Insiders understand that offering these products costs a lot. Companies are taking additional risk by lending to people who are often riskier. Loss rates are actually very high. Also, fixed costs are high too. Further, there are people, myself included, who believe that using the normalizing metric of Annual Percentage Rate (APR), or “effective” or “all in” APR (which include all fees and interest) isn’t particularly compelling for a very short term loan. It’s kind of like saying a hotel room costs $73,000 annually, (“No! That’s criminal!”) instead of $200 per night. Imagine a cab fare annualized. Even a video rental. Still, having a normalizer is valuable to compare products. It’s just that in the case of short term loans it provokes tremendous anger – all the way up to our national dialogue and policy-making, including the Consumer Financial Protection Agency.
Advocates, myself included, believe underserved, underbanked, lower income people deserve better. They don’t care that it’s expensive, or complicated, or any “excuse” business people come up with (I do). This makes for lots of antagonism and not a lot of change. The business folks haven’t changed much and are always on the defensive. The consumer advocates complain a lot, run tiny loss-making pilots and not a lot more (CFPA might be a breakthrough for them).
There is a new generation of players who are doing a lot. We’re investing in them. CFSI is helping them. They include bankers, processors, AFSers, nonprofits, startups – all across the board.

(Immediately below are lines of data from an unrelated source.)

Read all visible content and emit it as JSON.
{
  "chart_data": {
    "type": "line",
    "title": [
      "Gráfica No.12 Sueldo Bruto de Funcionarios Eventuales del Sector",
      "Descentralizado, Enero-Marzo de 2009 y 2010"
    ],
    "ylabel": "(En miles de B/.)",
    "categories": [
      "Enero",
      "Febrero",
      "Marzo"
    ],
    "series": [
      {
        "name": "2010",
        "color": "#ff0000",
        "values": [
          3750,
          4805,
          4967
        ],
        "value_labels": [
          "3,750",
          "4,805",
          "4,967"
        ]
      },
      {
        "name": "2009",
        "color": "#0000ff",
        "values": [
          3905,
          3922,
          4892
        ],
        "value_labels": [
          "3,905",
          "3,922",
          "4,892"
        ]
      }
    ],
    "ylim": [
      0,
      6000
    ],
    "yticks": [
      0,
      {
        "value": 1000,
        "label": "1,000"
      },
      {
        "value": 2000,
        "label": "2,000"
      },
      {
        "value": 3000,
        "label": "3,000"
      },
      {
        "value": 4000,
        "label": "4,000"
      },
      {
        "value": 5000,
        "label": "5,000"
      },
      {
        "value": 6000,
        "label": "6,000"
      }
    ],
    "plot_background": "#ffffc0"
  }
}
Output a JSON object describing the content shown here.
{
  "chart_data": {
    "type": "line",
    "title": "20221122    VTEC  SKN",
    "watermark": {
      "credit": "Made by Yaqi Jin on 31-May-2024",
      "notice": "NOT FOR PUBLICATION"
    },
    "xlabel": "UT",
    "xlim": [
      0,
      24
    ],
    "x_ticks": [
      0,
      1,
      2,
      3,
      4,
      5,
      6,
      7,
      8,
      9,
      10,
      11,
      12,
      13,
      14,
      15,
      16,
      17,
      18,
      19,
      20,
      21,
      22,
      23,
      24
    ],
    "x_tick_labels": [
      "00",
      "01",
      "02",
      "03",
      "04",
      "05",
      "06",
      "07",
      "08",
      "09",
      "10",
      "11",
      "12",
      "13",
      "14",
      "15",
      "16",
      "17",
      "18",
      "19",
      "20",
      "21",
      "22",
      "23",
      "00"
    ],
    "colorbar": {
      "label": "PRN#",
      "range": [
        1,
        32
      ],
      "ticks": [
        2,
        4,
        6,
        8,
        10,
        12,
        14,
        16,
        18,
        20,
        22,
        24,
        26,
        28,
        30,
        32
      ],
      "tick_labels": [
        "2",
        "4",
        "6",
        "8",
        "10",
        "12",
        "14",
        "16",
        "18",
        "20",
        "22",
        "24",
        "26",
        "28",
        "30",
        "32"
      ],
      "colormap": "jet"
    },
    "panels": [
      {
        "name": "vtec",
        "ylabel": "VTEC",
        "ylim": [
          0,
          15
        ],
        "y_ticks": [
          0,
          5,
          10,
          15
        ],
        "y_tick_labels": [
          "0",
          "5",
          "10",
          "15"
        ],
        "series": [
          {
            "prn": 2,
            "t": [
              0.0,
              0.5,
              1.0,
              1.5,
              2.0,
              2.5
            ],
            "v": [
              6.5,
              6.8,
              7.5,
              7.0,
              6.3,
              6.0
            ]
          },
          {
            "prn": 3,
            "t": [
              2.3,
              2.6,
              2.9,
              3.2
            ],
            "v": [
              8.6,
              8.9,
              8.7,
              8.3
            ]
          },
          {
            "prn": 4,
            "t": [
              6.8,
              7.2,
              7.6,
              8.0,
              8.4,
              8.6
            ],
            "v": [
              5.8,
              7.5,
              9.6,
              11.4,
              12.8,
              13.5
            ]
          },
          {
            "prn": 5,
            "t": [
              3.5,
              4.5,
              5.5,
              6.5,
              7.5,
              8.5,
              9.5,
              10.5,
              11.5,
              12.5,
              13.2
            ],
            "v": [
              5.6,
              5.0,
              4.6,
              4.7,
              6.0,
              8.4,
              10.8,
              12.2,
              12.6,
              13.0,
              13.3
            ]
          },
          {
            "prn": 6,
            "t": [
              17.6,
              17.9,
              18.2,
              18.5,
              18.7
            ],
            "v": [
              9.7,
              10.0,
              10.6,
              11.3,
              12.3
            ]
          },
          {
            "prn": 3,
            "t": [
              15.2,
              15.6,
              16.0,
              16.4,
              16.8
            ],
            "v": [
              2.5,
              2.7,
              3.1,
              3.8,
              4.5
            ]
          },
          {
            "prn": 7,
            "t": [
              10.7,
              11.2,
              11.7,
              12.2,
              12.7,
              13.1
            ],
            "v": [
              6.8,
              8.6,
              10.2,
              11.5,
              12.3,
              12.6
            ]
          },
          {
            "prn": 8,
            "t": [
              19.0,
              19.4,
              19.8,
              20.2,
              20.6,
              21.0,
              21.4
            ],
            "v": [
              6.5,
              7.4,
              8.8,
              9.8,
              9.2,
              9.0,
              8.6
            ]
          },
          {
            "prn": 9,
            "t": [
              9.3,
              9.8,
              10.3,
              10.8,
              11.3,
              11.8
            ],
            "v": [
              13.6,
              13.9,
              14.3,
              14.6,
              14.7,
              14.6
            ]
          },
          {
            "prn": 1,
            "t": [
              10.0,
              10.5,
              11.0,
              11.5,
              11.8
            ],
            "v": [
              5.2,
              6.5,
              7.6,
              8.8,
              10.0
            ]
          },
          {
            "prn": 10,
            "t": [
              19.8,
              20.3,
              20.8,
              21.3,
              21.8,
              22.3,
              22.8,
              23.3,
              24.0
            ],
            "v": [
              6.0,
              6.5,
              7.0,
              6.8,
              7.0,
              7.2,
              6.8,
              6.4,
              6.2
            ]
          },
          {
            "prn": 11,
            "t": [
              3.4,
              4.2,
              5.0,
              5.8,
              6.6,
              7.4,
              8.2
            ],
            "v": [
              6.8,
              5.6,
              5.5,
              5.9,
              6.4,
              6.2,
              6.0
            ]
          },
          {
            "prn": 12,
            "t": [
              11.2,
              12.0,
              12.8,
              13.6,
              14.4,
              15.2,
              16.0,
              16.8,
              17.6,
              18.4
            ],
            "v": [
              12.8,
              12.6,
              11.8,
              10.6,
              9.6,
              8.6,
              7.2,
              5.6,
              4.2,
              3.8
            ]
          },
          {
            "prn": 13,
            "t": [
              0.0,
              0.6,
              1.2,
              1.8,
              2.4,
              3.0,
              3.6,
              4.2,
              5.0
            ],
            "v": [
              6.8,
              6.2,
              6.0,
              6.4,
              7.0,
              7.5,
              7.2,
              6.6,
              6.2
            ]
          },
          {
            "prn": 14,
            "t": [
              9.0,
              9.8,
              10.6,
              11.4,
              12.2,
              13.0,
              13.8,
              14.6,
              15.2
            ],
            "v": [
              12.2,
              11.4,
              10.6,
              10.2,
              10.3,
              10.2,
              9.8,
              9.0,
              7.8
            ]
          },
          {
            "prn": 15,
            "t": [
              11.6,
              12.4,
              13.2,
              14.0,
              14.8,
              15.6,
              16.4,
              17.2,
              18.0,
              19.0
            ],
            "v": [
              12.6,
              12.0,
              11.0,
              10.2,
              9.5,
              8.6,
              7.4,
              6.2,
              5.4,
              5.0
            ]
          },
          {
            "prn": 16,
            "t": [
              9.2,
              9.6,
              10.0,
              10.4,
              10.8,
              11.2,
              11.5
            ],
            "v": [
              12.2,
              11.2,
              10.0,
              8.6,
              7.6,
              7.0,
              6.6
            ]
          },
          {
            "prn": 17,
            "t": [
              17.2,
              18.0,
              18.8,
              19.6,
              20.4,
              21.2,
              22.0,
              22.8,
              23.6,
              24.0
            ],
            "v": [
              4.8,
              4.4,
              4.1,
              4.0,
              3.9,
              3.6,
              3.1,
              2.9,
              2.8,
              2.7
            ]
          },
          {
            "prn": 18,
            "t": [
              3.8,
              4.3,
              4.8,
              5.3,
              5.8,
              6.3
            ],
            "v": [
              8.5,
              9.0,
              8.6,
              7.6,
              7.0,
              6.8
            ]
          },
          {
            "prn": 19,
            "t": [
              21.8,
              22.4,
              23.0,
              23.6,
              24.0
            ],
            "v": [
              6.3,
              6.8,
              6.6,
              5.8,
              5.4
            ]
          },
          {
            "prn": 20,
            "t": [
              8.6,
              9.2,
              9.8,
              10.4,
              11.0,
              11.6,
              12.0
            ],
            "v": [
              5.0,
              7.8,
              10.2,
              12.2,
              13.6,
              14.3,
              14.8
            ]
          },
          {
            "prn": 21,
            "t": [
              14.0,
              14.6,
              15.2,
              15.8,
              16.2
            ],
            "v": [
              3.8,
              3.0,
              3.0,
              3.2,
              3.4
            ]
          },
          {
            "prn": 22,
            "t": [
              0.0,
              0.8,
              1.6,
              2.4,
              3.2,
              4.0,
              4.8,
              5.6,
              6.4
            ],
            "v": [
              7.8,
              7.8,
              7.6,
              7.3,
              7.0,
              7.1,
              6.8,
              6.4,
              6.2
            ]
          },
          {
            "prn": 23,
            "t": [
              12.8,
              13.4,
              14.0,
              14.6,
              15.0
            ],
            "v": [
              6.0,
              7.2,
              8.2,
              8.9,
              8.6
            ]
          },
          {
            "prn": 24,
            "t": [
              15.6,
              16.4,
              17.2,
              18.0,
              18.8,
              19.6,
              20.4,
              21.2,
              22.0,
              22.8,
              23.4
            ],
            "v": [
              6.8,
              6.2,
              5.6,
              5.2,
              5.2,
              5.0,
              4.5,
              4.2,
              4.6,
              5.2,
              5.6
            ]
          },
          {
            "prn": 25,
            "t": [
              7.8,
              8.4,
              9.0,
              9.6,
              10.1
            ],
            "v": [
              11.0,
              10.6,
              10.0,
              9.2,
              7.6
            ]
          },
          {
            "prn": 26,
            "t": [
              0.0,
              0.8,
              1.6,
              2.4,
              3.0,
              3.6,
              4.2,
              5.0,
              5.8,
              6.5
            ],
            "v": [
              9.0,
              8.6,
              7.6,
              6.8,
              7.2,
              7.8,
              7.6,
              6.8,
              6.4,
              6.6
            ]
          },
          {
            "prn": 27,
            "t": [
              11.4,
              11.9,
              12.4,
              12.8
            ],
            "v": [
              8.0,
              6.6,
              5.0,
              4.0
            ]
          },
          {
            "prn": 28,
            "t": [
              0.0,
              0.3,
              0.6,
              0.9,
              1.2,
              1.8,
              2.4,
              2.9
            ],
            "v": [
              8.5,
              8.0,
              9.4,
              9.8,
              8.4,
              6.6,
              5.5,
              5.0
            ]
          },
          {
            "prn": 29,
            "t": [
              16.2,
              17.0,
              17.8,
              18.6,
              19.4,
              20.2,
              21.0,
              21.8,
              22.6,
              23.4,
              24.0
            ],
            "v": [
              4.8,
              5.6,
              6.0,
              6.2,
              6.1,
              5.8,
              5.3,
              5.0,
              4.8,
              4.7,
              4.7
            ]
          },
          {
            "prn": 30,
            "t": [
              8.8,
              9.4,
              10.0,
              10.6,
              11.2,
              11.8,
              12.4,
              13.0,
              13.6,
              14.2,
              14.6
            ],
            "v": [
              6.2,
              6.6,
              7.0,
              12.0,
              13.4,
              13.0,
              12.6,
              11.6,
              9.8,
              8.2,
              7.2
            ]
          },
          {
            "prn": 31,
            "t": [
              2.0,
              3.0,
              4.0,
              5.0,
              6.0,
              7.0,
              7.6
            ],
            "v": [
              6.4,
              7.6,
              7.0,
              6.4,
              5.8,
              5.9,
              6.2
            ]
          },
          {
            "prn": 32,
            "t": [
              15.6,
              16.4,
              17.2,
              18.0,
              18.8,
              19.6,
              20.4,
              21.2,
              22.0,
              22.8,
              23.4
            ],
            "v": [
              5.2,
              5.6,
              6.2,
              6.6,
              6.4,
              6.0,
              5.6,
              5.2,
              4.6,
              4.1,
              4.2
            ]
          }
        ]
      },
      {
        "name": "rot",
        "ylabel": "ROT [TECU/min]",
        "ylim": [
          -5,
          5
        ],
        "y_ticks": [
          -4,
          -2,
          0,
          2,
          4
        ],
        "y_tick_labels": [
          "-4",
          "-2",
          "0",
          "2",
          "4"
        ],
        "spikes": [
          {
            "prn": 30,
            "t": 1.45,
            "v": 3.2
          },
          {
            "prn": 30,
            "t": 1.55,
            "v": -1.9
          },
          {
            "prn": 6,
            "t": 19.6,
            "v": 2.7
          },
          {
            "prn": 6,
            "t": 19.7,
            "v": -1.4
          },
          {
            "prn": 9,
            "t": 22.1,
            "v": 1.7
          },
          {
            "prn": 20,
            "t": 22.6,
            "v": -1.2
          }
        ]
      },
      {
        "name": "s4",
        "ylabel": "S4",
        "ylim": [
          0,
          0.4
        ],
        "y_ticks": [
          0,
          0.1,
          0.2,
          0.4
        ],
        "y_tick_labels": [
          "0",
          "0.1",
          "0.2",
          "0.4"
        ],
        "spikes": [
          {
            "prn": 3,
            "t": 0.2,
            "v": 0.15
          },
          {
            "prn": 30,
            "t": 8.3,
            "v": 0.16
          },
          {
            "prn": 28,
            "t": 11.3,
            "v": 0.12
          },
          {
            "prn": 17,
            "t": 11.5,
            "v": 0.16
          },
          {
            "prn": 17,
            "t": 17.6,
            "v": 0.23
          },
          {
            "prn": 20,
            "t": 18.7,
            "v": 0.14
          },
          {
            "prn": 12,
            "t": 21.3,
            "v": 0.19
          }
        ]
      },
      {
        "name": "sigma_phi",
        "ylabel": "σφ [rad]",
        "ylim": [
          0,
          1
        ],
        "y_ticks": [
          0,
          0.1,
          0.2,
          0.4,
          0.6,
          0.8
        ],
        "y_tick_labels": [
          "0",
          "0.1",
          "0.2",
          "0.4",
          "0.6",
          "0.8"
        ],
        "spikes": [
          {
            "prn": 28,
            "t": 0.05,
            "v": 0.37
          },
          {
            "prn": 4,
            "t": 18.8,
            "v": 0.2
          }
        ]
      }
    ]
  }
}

But my point here is that these forms of credit need to exist, they are expensive, and APR, or rate, is not a good proxy for their quality. The fact of the matter is that the underserved will always pay a higher rate. But that’s not an excuse for not doing better. I think how a loan improves life should be the proxy for quality, not its rate. Does the loan help build a business? That’s good. Does it offer convenience or avoid embarrassment? Also good, but less so. Does it increase economic stability? Good. Does it help build assets? Super! Does it build credit? Harder for many to assimilate, but excellent. Does it change behavior meaningfully? Vague, but powerful. You get my point. I would like to shift the discussion beyond rate and towards life improvement. Let’s look at how our short term credit products can meaningfully improve customers’ life. And BECAUSE the customer is one usually with fewer assets, with fewer choices, business should accept the ethical responsibility to build in life improvement, not to accept doing bad business, as they are currently asked to do. People working on the CFPA should not put rate caps in place, but instead provide carrots and sticks to build in life improvement.